The bright side: beneficial biofilms
It’s not all doom and gloom. Biofilms can be used in beneficial ways as well. For instance, in our own bodies, beneficial bacteria in the gut microbiome form protective biofilms, playing a vital role in digestion and immune health. In the process of bioremediation, specially engineered biofilms break down pollutants found in contaminated soil and water, helping to clean up oil spills and detoxify industrial waste10. In wastewater treatment plants, biofilms are essential for decomposing organic materials and removing harmful substances, which makes our water safer for drinking and for reintroducing into the environment. When handled correctly, these microbial communities act as powerful partners in promoting environmental protection and sustainability.
The cycle continues: dispersal and new beginnings
Eventually, certain microbes break away from the biofilm, either individually or in clusters, and drift off to settle on new surfaces. This dispersal enables biofilms to spread and restart the process in locations where conditions are suitable.

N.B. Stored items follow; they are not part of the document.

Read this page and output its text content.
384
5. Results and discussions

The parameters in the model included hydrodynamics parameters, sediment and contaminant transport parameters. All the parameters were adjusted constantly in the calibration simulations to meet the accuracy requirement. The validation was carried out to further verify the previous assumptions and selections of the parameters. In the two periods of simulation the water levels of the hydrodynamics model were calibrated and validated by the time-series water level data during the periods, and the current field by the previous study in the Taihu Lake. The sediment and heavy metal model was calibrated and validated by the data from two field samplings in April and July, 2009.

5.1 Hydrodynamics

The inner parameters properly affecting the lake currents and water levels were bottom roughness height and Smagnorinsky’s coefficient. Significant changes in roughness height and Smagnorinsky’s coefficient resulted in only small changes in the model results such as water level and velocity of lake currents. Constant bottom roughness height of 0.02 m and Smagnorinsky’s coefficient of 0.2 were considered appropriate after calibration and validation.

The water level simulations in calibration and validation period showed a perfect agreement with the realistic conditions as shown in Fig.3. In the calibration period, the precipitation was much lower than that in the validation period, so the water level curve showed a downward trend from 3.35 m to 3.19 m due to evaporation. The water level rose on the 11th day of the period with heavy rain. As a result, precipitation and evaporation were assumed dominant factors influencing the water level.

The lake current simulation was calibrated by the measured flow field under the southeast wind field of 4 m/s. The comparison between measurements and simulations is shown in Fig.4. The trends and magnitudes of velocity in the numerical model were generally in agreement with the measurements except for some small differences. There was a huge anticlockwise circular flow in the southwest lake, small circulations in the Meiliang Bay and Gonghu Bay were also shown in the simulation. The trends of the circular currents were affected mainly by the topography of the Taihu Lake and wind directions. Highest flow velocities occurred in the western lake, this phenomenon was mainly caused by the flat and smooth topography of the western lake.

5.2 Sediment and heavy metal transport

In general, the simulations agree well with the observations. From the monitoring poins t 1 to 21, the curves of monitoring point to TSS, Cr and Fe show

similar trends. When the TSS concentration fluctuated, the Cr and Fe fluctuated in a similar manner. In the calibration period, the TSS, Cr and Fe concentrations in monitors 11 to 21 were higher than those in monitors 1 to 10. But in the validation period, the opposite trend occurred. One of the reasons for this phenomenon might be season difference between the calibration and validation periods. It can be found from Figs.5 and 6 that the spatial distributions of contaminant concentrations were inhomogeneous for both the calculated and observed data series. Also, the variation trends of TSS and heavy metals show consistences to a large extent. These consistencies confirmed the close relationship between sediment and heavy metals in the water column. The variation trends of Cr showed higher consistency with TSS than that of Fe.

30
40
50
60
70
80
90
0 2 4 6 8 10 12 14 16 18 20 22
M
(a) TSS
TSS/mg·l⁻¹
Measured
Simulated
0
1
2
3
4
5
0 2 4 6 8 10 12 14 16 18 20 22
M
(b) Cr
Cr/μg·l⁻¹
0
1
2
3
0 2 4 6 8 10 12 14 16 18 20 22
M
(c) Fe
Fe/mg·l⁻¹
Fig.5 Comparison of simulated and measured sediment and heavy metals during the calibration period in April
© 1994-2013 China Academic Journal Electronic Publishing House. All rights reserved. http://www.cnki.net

The hidden menace — and opportunity
Thus, biofilms are not merely slimy layers, they are well-organized, resilient communities that enable microbes to thrive in harsh conditions, evade antibiotics, and exchange survival tactics. They are pivotal in the dissemination of antimicrobial resistance, can play a role in cancer progression, and can adapt to almost any surface. Nonetheless, with appropriate strategies, they can also be utilized for environmental advantages. Whether they are obstructing pipes, leading to ongoing infections, or assisting in pollution remediation, biofilms act as a strong reminder that microbes, when collaborating, are much more than merely the total of their separate parts.